Going further back, there is Charlotte Bronte’s smoldering Mr. Rochester. He is a prototype of the brooding, inscrutable male. According to Jane Eyre, he is “peculiar.” He is “very changeful and abrupt.” When the book first appeared, a contemporary reviewer remarked, “Imagine a novel … with a middle-aged ruffian for a hero.” I can’t help it, there is great appeal in this — all those fun layers of defenses to hack through. The thrill of potential rejection. Yes, he is a gruff, self-absorbed narcissist, but eventually he’s revealed to be loyal, passionate and suitably tormented by his dark nature. And he falls for Jane, who is both headstrong and plain!
Then there is perhaps my favorite, Fuckhead, from Denis Johnson’s book of linked short stories, Jesus’ Son. Many women have had men in their past whom they referred to as Fuckhead, but not many have actually dated a guy whom everyone calls by that name.

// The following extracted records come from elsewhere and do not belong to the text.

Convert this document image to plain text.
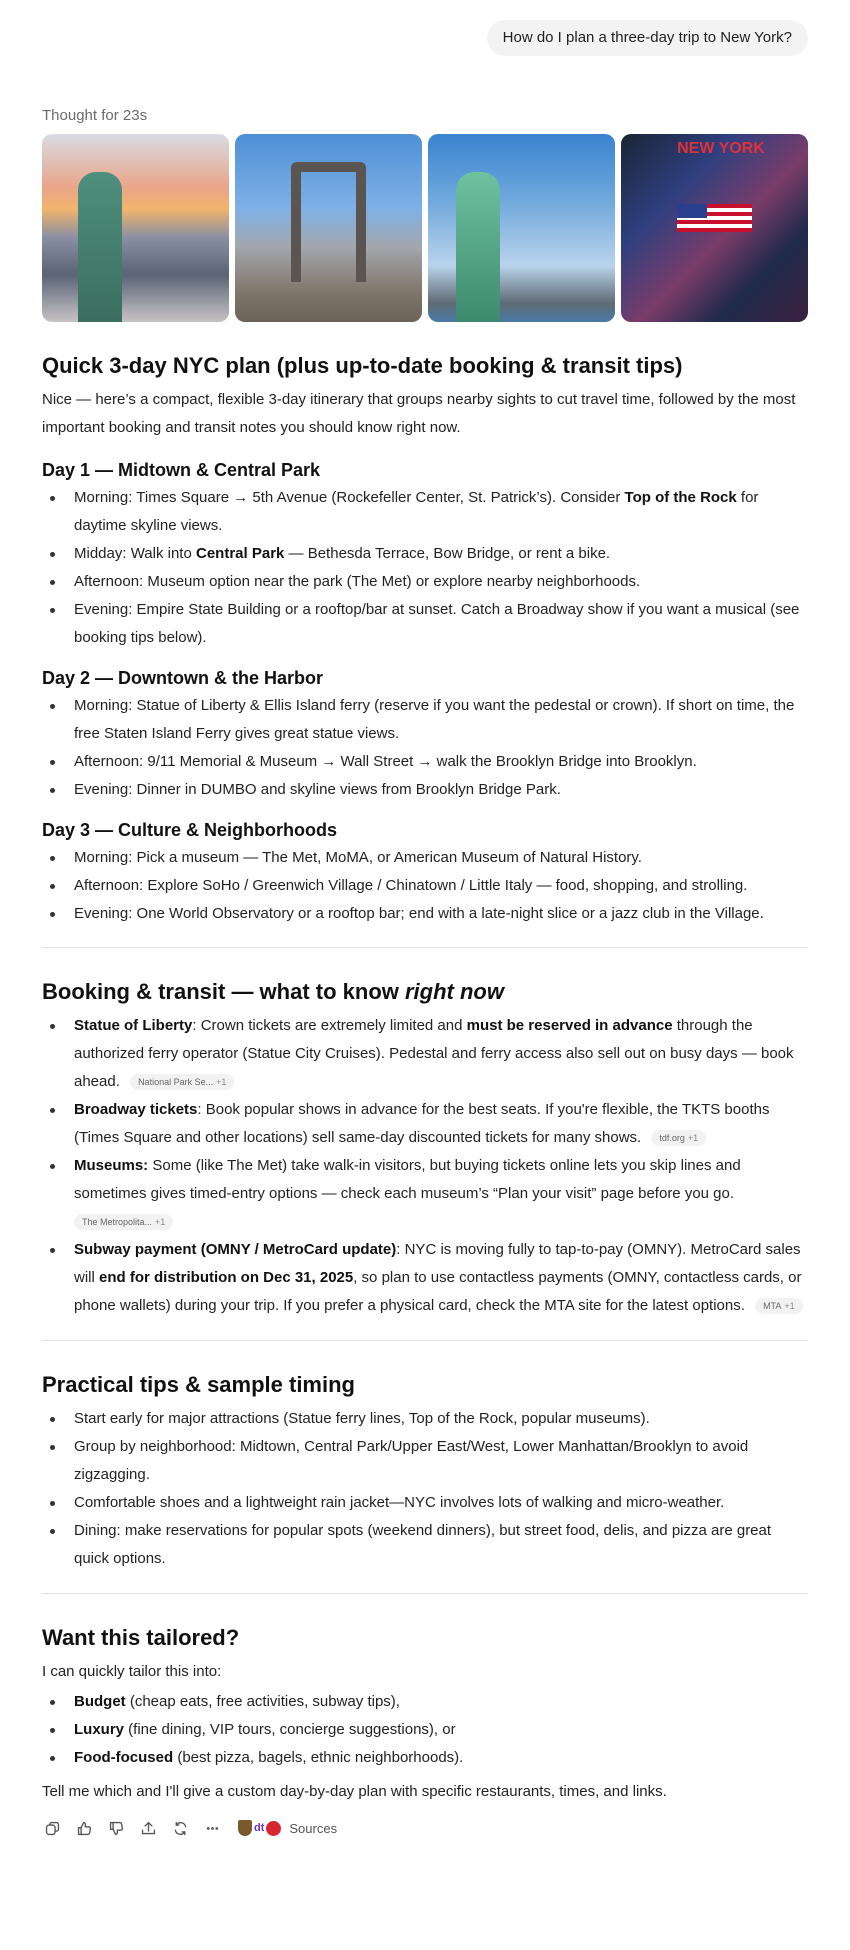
How do I plan a three-day trip to New York?
Thought for 23s
NEW YORK
Quick 3-day NYC plan (plus up-to-date booking & transit tips)

Nice — here’s a compact, flexible 3-day itinerary that groups nearby sights to cut travel time, followed by the most important booking and transit notes you should know right now.

Day 1 — Midtown & Central Park
Morning: Times Square → 5th Avenue (Rockefeller Center, St. Patrick’s). Consider Top of the Rock for daytime skyline views.
Midday: Walk into Central Park — Bethesda Terrace, Bow Bridge, or rent a bike.
Afternoon: Museum option near the park (The Met) or explore nearby neighborhoods.
Evening: Empire State Building or a rooftop/bar at sunset. Catch a Broadway show if you want a musical (see booking tips below).
Day 2 — Downtown & the Harbor
Morning: Statue of Liberty & Ellis Island ferry (reserve if you want the pedestal or crown). If short on time, the free Staten Island Ferry gives great statue views.
Afternoon: 9/11 Memorial & Museum → Wall Street → walk the Brooklyn Bridge into Brooklyn.
Evening: Dinner in DUMBO and skyline views from Brooklyn Bridge Park.
Day 3 — Culture & Neighborhoods
Morning: Pick a museum — The Met, MoMA, or American Museum of Natural History.
Afternoon: Explore SoHo / Greenwich Village / Chinatown / Little Italy — food, shopping, and strolling.
Evening: One World Observatory or a rooftop bar; end with a late-night slice or a jazz club in the Village.
Booking & transit — what to know right now
Statue of Liberty: Crown tickets are extremely limited and must be reserved in advance through the authorized ferry operator (Statue City Cruises). Pedestal and ferry access also sell out on busy days — book ahead. National Park Se... +1
Broadway tickets: Book popular shows in advance for the best seats. If you're flexible, the TKTS booths (Times Square and other locations) sell same-day discounted tickets for many shows. tdf.org +1
Museums: Some (like The Met) take walk-in visitors, but buying tickets online lets you skip lines and sometimes gives timed-entry options — check each museum’s “Plan your visit” page before you go.
The Metropolita... +1
Subway payment (OMNY / MetroCard update): NYC is moving fully to tap-to-pay (OMNY). MetroCard sales will end for distribution on Dec 31, 2025, so plan to use contactless payments (OMNY, contactless cards, or phone wallets) during your trip. If you prefer a physical card, check the MTA site for the latest options. MTA +1
Practical tips & sample timing
Start early for major attractions (Statue ferry lines, Top of the Rock, popular museums).
Group by neighborhood: Midtown, Central Park/Upper East/West, Lower Manhattan/Brooklyn to avoid zigzagging.
Comfortable shoes and a lightweight rain jacket—NYC involves lots of walking and micro-weather.
Dining: make reservations for popular spots (weekend dinners), but street food, delis, and pizza are great quick options.
Want this tailored?

I can quickly tailor this into:

Budget (cheap eats, free activities, subway tips),
Luxury (fine dining, VIP tours, concierge suggestions), or
Food-focused (best pizza, bagels, ethnic neighborhoods).

Tell me which and I'll give a custom day-by-day plan with specific restaurants, times, and links.

dt Sources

Johnson’s character is a mess — an addict and alcoholic who screws up on his job as a hospital orderly, steals things and spies on his neighbors. But he has different sides to him. He feels terrible when he rolls over and squishes a bunch of baby bunnies in the back of a truck. He starts getting his life together and goes into rehab, and, late in the book, falls for a woman with a bad leg. For such a fuckhead, he is surprisingly without annoying self-obsession. He is too busy having devastating, hallucinatory brain bursts about the world around him: “The angels were descending out of a brilliant blue summer, their huge faces streaked with light and full of pity.” There’s a transcendence in Johnson’s supposedly hopeless character that makes the neurotic guys Blair writes about in her article seem small and stuck.
As she points out at the end of her piece, even if he’s aware of his navel gazing, the current-day loser male character still gets the gold star from his author because he has been “appropriately self-critical — it’s his novel, bought and paid for with all those jokes at his own expense.” In the end he is waiting for us to accept him, whereas the characters I’ve always found the most attractive never seemed to really care.